For many of you, this is your first time doing any serious coding, so we’ll start with the fundamentals. This lecture covers what EDA is, why it’s a crucial first step in any data analysis project, and how we can use visualizations to understand the individual characteristics of our variables.

What is Exploratory Data Analysis?

EDA isn’t about running complex models or finding final answers. Think of it as data detective work. You’re generating questions, looking for clues in your data through visualizations and transformations, and then using what you find to ask even better questions. It’s an iterative, creative process.

The main goal of EDA is to develop an understanding of your data. You’re building a mental map of what’s in your dataset. Are there missing values? Are there strange outliers? What’s the typical range of values for each variable? You’re using your curiosity and skepticism to guide this investigation.

To do this, we’ll focus on two key types of questions:

  1. What type of variation occurs within my variables? (The topic for today)

  2. What type of covariation occurs between my variables? (The topic for next time)

Let’s define a few key terms to keep us on the same page.

  • A variable is a quantity or quality you can measure.

  • A value is a specific measurement of a variable.

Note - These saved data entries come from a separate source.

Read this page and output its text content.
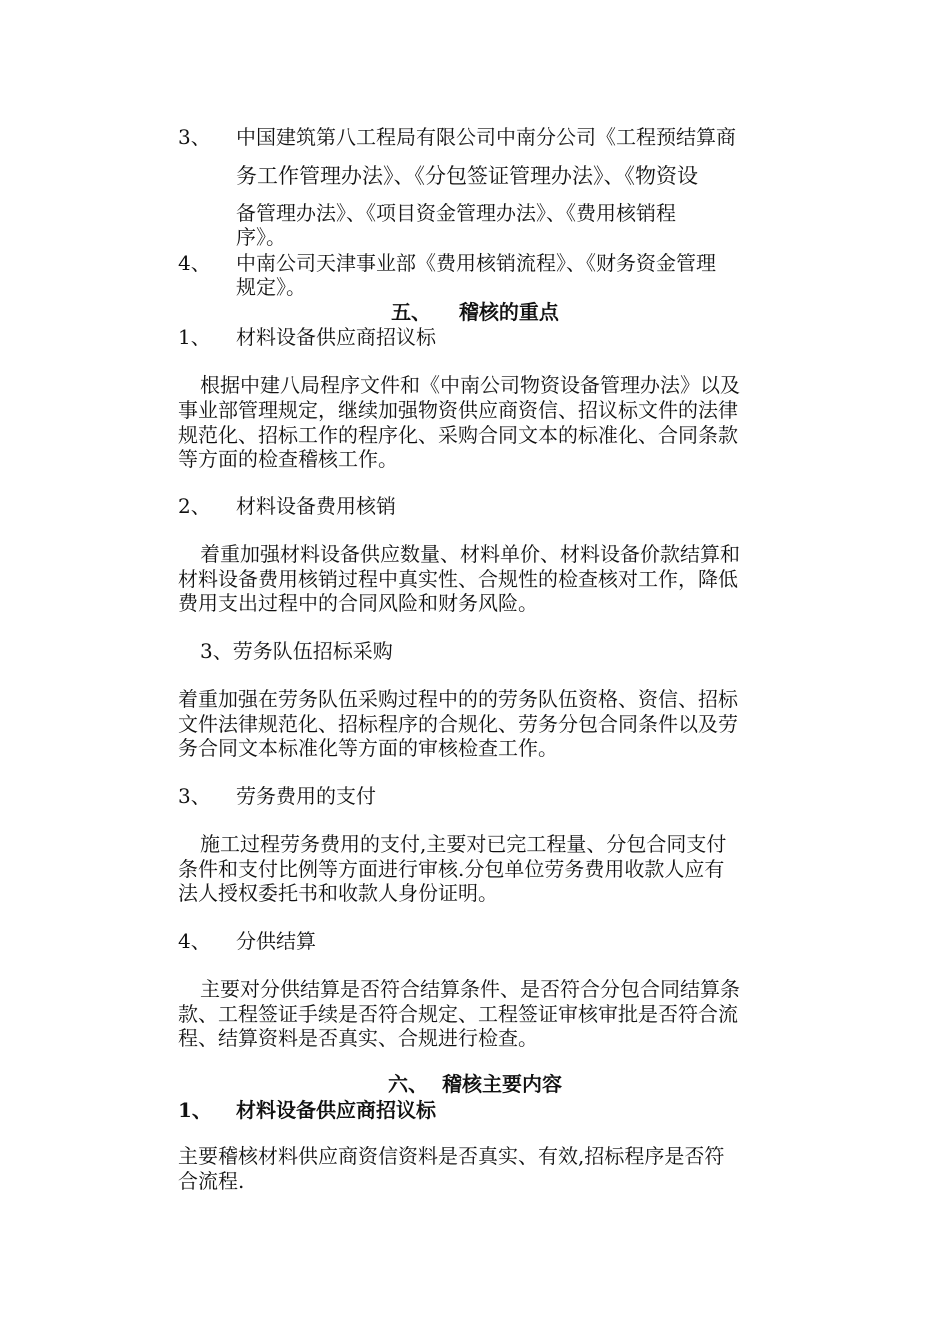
3、 中国建筑第八工程局有限公司中南分公司《工程预结算商
务工作管理办法》、《分包签证管理办法》、《物资设
备管理办法》、《项目资金管理办法》、《费用核销程
序》。
4、 中南公司天津事业部《费用核销流程》、《财务资金管理
规定》。
五、    稽核的重点
1、 材料设备供应商招议标
根据中建八局程序文件和《中南公司物资设备管理办法》以及
事业部管理规定，继续加强物资供应商资信、招议标文件的法律
规范化、招标工作的程序化、采购合同文本的标准化、合同条款
等方面的检查稽核工作。
2、 材料设备费用核销
着重加强材料设备供应数量、材料单价、材料设备价款结算和
材料设备费用核销过程中真实性、合规性的检查核对工作，降低
费用支出过程中的合同风险和财务风险。
3、劳务队伍招标采购
着重加强在劳务队伍采购过程中的的劳务队伍资格、资信、招标
文件法律规范化、招标程序的合规化、劳务分包合同条件以及劳
务合同文本标准化等方面的审核检查工作。
3、 劳务费用的支付
施工过程劳务费用的支付,主要对已完工程量、分包合同支付
条件和支付比例等方面进行审核.分包单位劳务费用收款人应有
法人授权委托书和收款人身份证明。
4、 分供结算
主要对分供结算是否符合结算条件、是否符合分包合同结算条
款、工程签证手续是否符合规定、工程签证审核审批是否符合流
程、结算资料是否真实、合规进行检查。
六、  稽核主要内容
1、 材料设备供应商招议标
主要稽核材料供应商资信资料是否真实、有效,招标程序是否符
合流程.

  • An observation is a set of measurements made under similar conditions. It’s often a single row in your dataset.

  • Tabular data is a dataset arranged in rows and columns. We’ll be working with tidy data, where each variable is a column, each observation is a row, and each value has its own cell. This is the format that works best with the tidyverse tools we’ll be using.

Understanding Variation in Your Data

Variation is the tendency for a variable’s values to change from one observation to the next. Every variable has a unique pattern of variation, and the best way to understand this pattern is to visualize the distribution of its values.

We’ll use a new dataset today that’s more relevant to business: a fictional employee attrition dataset. Let’s load the tidyverse and the data.

library(tidyverse)
attrition_data <- read_csv("https://raw.githubusercontent.com/pplonski/datasets-for-start/refs/heads/master/employee_attrition/HR-Employee-Attrition-All.csv")
#Convert chr columns to factor
attrition_data <- attrition_data %>% mutate(across(where(is.character), as.factor))

Visualizing Distributions of Different Variable Types

The plot you use depends on the variable type.

Categorical Variables

A categorical variable can only take on a small set of values. In R, these are often character vectors or factors.

To visualize the distribution of a categorical variable, we use a bar chart (geom_bar). The height of each bar represents the count of observations for that category. Let’s look at the JobRole variable in our dataset.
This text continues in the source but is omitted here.